The lesson I didn't expect: corrections compound
The most valuable behavior wasn't any single feature. It was this loop: every time I corrected it, the correction became permanent.
I told it my wife covers part of the household budget from her own income — now every spend report adds that estimate before comparing against the plan. It once created a calendar event a day off because of a timezone quirk in all-day events — the fix is a convention in its memory file, and it hasn't repeated the mistake. The first test session on my phone felt like talking to a generic chatbot — it narrated its plumbing, "let me search Drive for your files" — so we wrote a voice section into CLAUDE.md: lead with the answer, keep the machinery backstage, speak like a record-keeper. The next session opened with "Your net worth stands at…" and the persona clicked.

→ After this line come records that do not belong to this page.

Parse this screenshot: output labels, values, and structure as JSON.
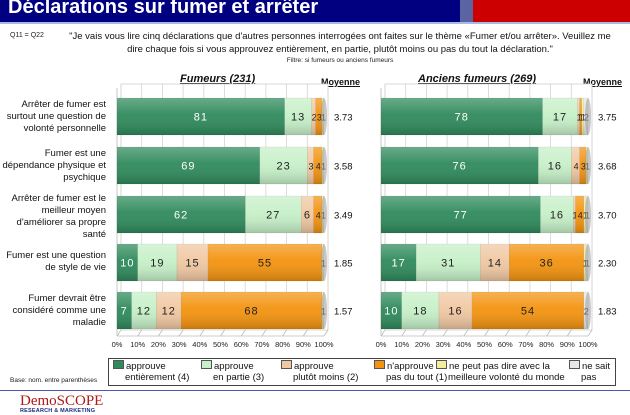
{
  "header": {
    "title": "Déclarations sur fumer et arrêter",
    "question_ref": "Q11 = Q22",
    "question_text": "\"Je vais vous lire cinq déclarations que d'autres personnes interrogées ont faites sur le thème «Fumer et/ou arrêter». Veuillez me dire chaque fois si vous approuvez entièrement, en partie, plutôt moins ou pas du tout la déclaration.\"",
    "filter": "Filtre: si fumeurs ou anciens fumeurs"
  },
  "moyenne_label": "Moyenne",
  "base_note": "Base: nom. entre parenthèses",
  "logo": {
    "name": "DemoSCOPE",
    "subtitle": "RESEARCH & MARKETING"
  },
  "colors": {
    "approuve_entierement": "#2f8a5c",
    "approuve_en_partie": "#c6f0c8",
    "approuve_plutot_moins": "#f0c8a2",
    "napprouve_pas": "#f3930f",
    "ne_peut_pas_dire": "#f2ee9c",
    "ne_sait_pas": "#e8e8e8",
    "header_navy": "#000080",
    "header_red": "#cc0000"
  },
  "chart_data": [
    {
      "type": "bar",
      "orientation": "horizontal-stacked-100",
      "title": "Fumeurs (231)",
      "categories": [
        "Arrêter de fumer est surtout une question de volonté personnelle",
        "Fumer est une dépendance physique et psychique",
        "Arrêter de fumer est le meilleur moyen d'améliorer sa propre santé",
        "Fumer est une question de style de vie",
        "Fumer devrait être considéré comme une maladie"
      ],
      "series": [
        {
          "name": "approuve entièrement (4)",
          "values": [
            81,
            69,
            62,
            10,
            7
          ]
        },
        {
          "name": "approuve en partie (3)",
          "values": [
            13,
            23,
            27,
            19,
            12
          ]
        },
        {
          "name": "approuve plutôt moins (2)",
          "values": [
            2,
            3,
            6,
            15,
            12
          ]
        },
        {
          "name": "n'approuve pas du tout (1)",
          "values": [
            3,
            4,
            4,
            55,
            68
          ]
        },
        {
          "name": "ne peut pas dire avec la meilleure volonté du monde",
          "values": [
            1,
            1,
            1,
            1,
            1
          ]
        },
        {
          "name": "ne sait pas",
          "values": [
            0,
            0,
            0,
            0,
            0
          ]
        }
      ],
      "moyenne": [
        "3.73",
        "3.58",
        "3.49",
        "1.85",
        "1.57"
      ],
      "xlim": [
        0,
        100
      ],
      "xticks": [
        "0%",
        "10%",
        "20%",
        "30%",
        "40%",
        "50%",
        "60%",
        "70%",
        "80%",
        "90%",
        "100%"
      ],
      "grid": true,
      "legend": "bottom"
    },
    {
      "type": "bar",
      "orientation": "horizontal-stacked-100",
      "title": "Anciens fumeurs (269)",
      "categories": [
        "Arrêter de fumer est surtout une question de volonté personnelle",
        "Fumer est une dépendance physique et psychique",
        "Arrêter de fumer est le meilleur moyen d'améliorer sa propre santé",
        "Fumer est une question de style de vie",
        "Fumer devrait être considéré comme une maladie"
      ],
      "series": [
        {
          "name": "approuve entièrement (4)",
          "values": [
            78,
            76,
            77,
            17,
            10
          ]
        },
        {
          "name": "approuve en partie (3)",
          "values": [
            17,
            16,
            16,
            31,
            18
          ]
        },
        {
          "name": "approuve plutôt moins (2)",
          "values": [
            1,
            4,
            1,
            14,
            16
          ]
        },
        {
          "name": "n'approuve pas du tout (1)",
          "values": [
            1,
            3,
            4,
            36,
            54
          ]
        },
        {
          "name": "ne peut pas dire avec la meilleure volonté du monde",
          "values": [
            1,
            1,
            1,
            1,
            0
          ]
        },
        {
          "name": "ne sait pas",
          "values": [
            2,
            0,
            1,
            1,
            2
          ]
        }
      ],
      "moyenne": [
        "3.75",
        "3.68",
        "3.70",
        "2.30",
        "1.83"
      ],
      "xlim": [
        0,
        100
      ],
      "xticks": [
        "0%",
        "10%",
        "20%",
        "30%",
        "40%",
        "50%",
        "60%",
        "70%",
        "80%",
        "90%",
        "100%"
      ],
      "grid": true,
      "legend": "bottom"
    }
  ],
  "legend": [
    {
      "line1": "approuve",
      "line2": "entièrement (4)",
      "color_key": "approuve_entierement"
    },
    {
      "line1": "approuve",
      "line2": "en partie (3)",
      "color_key": "approuve_en_partie"
    },
    {
      "line1": "approuve",
      "line2": "plutôt moins (2)",
      "color_key": "approuve_plutot_moins"
    },
    {
      "line1": "n'approuve",
      "line2": "pas du tout (1)",
      "color_key": "napprouve_pas"
    },
    {
      "line1": "ne peut pas dire avec la",
      "line2": "meilleure volonté du monde",
      "color_key": "ne_peut_pas_dire"
    },
    {
      "line1": "ne sait",
      "line2": "pas",
      "color_key": "ne_sait_pas"
    }
  ]
}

At the end of each day I say: "update the Chitragupta repo with everything we learned today." The assistant then commits its own lessons — new extraction rules for bank emails, the document-collision procedure, a gitignore bug it found in its own privacy guard. The repo accumulates scar tissue. A framework can't do this; a folder of markdown that the assistant itself maintains absolutely can.
What doesn't work yet
Honesty section. Scheduled automation is the big gap: connectors currently work only in interactive sessions, so my planned 8 AM auto-brief became an on-demand brief — I open a session with my morning tea and say "brief." The platform will presumably close this gap; the repo has a note waiting for that day. The Drive connector can create files but not edit them, so updates are replace-and-trash — a small daily tax of cleanup clicks. And email attachments are out of reach, so policy PDFs still require me to type one line or send a screenshot.

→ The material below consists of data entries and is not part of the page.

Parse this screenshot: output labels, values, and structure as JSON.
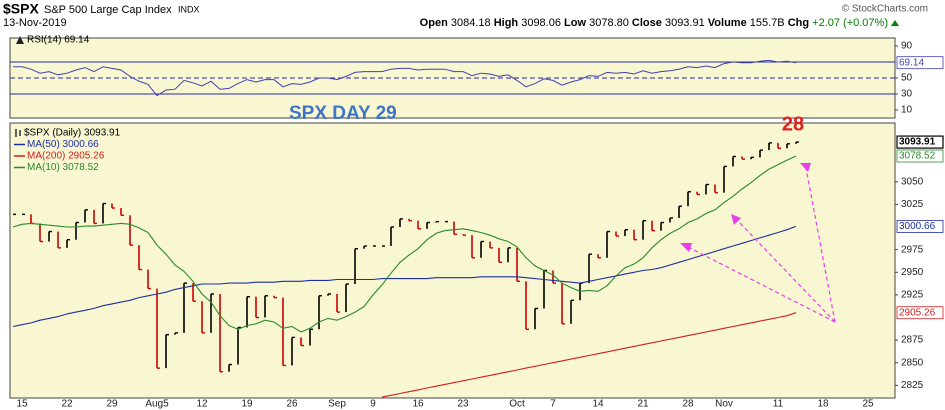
{
  "header": {
    "symbol": "$SPX",
    "name": "S&P 500 Large Cap Index",
    "exchange": "INDX",
    "date": "13-Nov-2019",
    "credit": "© StockCharts.com",
    "quote": [
      {
        "label": "Open",
        "value": "3084.18"
      },
      {
        "label": "High",
        "value": "3098.06"
      },
      {
        "label": "Low",
        "value": "3078.80"
      },
      {
        "label": "Close",
        "value": "3093.91"
      },
      {
        "label": "Volume",
        "value": "155.7B"
      },
      {
        "label": "Chg",
        "value": "+2.07 (+0.07%)"
      }
    ]
  },
  "chart_data": {
    "type": "ohlc",
    "categories": [
      null,
      "15",
      null,
      null,
      null,
      null,
      "22",
      null,
      null,
      null,
      null,
      "29",
      null,
      null,
      null,
      null,
      "Aug5",
      null,
      null,
      null,
      null,
      "12",
      null,
      null,
      null,
      null,
      "19",
      null,
      null,
      null,
      null,
      "26",
      null,
      null,
      null,
      null,
      "Sep",
      null,
      null,
      null,
      "9",
      null,
      null,
      null,
      null,
      "16",
      null,
      null,
      null,
      null,
      "23",
      null,
      null,
      null,
      null,
      null,
      "Oct",
      null,
      null,
      null,
      "7",
      null,
      null,
      null,
      null,
      "14",
      null,
      null,
      null,
      null,
      "21",
      null,
      null,
      null,
      null,
      "28",
      null,
      null,
      null,
      "Nov",
      null,
      null,
      null,
      null,
      null,
      "11",
      null,
      null,
      null,
      null,
      "18",
      null,
      null,
      null,
      null,
      "25",
      null,
      null
    ],
    "ylim": [
      2811,
      3115
    ],
    "yticks": [
      2825,
      2850,
      2875,
      2925,
      2950,
      2975,
      3025,
      3050
    ],
    "annotations": [
      "SPX DAY 29",
      "28"
    ],
    "series": [
      {
        "name": "$SPX (Daily) 3093.91",
        "color": "#000000",
        "down_color": "#cc0000",
        "role": "price",
        "values": [
          3014,
          3014,
          3004,
          2984,
          2995,
          2977,
          2986,
          3005,
          3019,
          3004,
          3026,
          3021,
          3013,
          2980,
          2953,
          2932,
          2844,
          2881,
          2883,
          2938,
          2918,
          2883,
          2926,
          2840,
          2848,
          2889,
          2923,
          2900,
          2924,
          2922,
          2847,
          2878,
          2869,
          2887,
          2924,
          2926,
          2906,
          2937,
          2976,
          2979,
          2979,
          2979,
          3000,
          3009,
          3007,
          2998,
          3005,
          3006,
          3006,
          2992,
          2991,
          2966,
          2984,
          2977,
          2961,
          2977,
          2940,
          2887,
          2910,
          2952,
          2938,
          2893,
          2919,
          2938,
          2970,
          2966,
          2995,
          2990,
          2997,
          2986,
          3007,
          2996,
          3005,
          3010,
          3023,
          3039,
          3036,
          3047,
          3038,
          3067,
          3078,
          3075,
          3077,
          3085,
          3093,
          3087,
          3092,
          3093.91,
          null,
          null,
          null,
          null,
          null,
          null,
          null,
          null,
          null,
          null
        ]
      },
      {
        "name": "MA(50) 3000.66",
        "color": "#1f2f9f",
        "role": "line",
        "values": [
          2890,
          2892,
          2894,
          2897,
          2899,
          2901,
          2904,
          2906,
          2908,
          2910,
          2913,
          2915,
          2917,
          2919,
          2922,
          2924,
          2926,
          2928,
          2931,
          2933,
          2935,
          2937,
          2937,
          2937,
          2938,
          2938,
          2938,
          2939,
          2939,
          2939,
          2940,
          2940,
          2940,
          2941,
          2941,
          2941,
          2942,
          2942,
          2942,
          2942,
          2942,
          2943,
          2943,
          2943,
          2943,
          2943,
          2943,
          2944,
          2944,
          2944,
          2944,
          2944,
          2945,
          2945,
          2945,
          2945,
          2945,
          2944,
          2943,
          2942,
          2941,
          2940,
          2939,
          2938,
          2940,
          2942,
          2944,
          2946,
          2948,
          2950,
          2952,
          2953,
          2955,
          2958,
          2961,
          2964,
          2967,
          2970,
          2973,
          2976,
          2979,
          2982,
          2985,
          2988,
          2991,
          2994,
          2997,
          3000.66,
          null,
          null,
          null,
          null,
          null,
          null,
          null,
          null,
          null,
          null
        ]
      },
      {
        "name": "MA(200) 2905.26",
        "color": "#d02020",
        "role": "line",
        "values": [
          null,
          null,
          null,
          null,
          null,
          null,
          null,
          null,
          null,
          null,
          null,
          null,
          null,
          null,
          null,
          null,
          null,
          null,
          null,
          null,
          null,
          null,
          null,
          null,
          null,
          null,
          null,
          null,
          null,
          null,
          null,
          null,
          null,
          null,
          null,
          null,
          null,
          null,
          null,
          null,
          null,
          2812,
          2814,
          2816,
          2818,
          2820,
          2822,
          2824,
          2826,
          2828,
          2830,
          2832,
          2834,
          2836,
          2838,
          2840,
          2842,
          2844,
          2846,
          2848,
          2850,
          2852,
          2854,
          2856,
          2858,
          2860,
          2862,
          2864,
          2866,
          2868,
          2870,
          2872,
          2874,
          2876,
          2878,
          2880,
          2882,
          2884,
          2886,
          2888,
          2890,
          2892,
          2894,
          2896,
          2898,
          2900,
          2902,
          2905.26,
          null,
          null,
          null,
          null,
          null,
          null,
          null,
          null,
          null,
          null
        ]
      },
      {
        "name": "MA(10) 3078.52",
        "color": "#2a8a2a",
        "role": "line",
        "values": [
          3000,
          3003,
          3004,
          3003,
          3002,
          3001,
          3000,
          3000,
          3001,
          3001,
          3002,
          3003,
          3004,
          3003,
          2999,
          2994,
          2980,
          2970,
          2958,
          2951,
          2940,
          2926,
          2917,
          2902,
          2891,
          2887,
          2891,
          2893,
          2897,
          2895,
          2888,
          2890,
          2884,
          2888,
          2895,
          2899,
          2897,
          2901,
          2906,
          2912,
          2925,
          2936,
          2949,
          2961,
          2969,
          2976,
          2986,
          2993,
          2996,
          2997,
          2998,
          2996,
          2994,
          2991,
          2987,
          2984,
          2978,
          2966,
          2957,
          2952,
          2947,
          2938,
          2933,
          2929,
          2930,
          2929,
          2935,
          2946,
          2955,
          2959,
          2966,
          2977,
          2986,
          2993,
          2998,
          3005,
          3009,
          3015,
          3019,
          3027,
          3034,
          3042,
          3049,
          3057,
          3064,
          3069,
          3074,
          3078.52,
          null,
          null,
          null,
          null,
          null,
          null,
          null,
          null,
          null,
          null
        ]
      }
    ],
    "rsi": {
      "ylim": [
        0,
        100
      ],
      "yticks": [
        10,
        30,
        50,
        90
      ],
      "levels": [
        30,
        50,
        70
      ],
      "series": [
        {
          "name": "RSI(14) 69.14",
          "color": "#4040b0",
          "values": [
            64,
            64,
            61,
            56,
            58,
            54,
            56,
            60,
            63,
            58,
            64,
            62,
            60,
            52,
            46,
            42,
            28,
            35,
            36,
            47,
            44,
            40,
            46,
            36,
            37,
            43,
            48,
            45,
            48,
            48,
            39,
            43,
            42,
            45,
            50,
            50,
            48,
            52,
            57,
            58,
            58,
            58,
            61,
            62,
            62,
            60,
            61,
            61,
            61,
            58,
            58,
            53,
            56,
            55,
            52,
            54,
            47,
            39,
            43,
            49,
            47,
            41,
            45,
            48,
            53,
            52,
            57,
            56,
            57,
            55,
            59,
            56,
            58,
            59,
            61,
            64,
            63,
            65,
            63,
            68,
            70,
            69,
            69,
            71,
            72,
            70,
            71,
            69.14,
            null,
            null,
            null,
            null,
            null,
            null,
            null,
            null,
            null,
            null
          ]
        }
      ]
    }
  }
}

None of these are dealbreakers. They're design constraints, and the repo documents each one so no future session rediscovers them the hard way.
The thesis
The assistants that stick won't be the ones with the best demos. They'll be the ones that keep the best records. A chatbot answers your question and forgets you; a record-keeper gets the ledger a little more complete every single day — your goals funded and tracked, your deadlines clustered and watched, your corrections remembered.
The whole build costs nothing beyond the Claude subscription I already had, and its entire codebase is markdown plus three calculators. The genie was never the point. Chitragupta writes things down.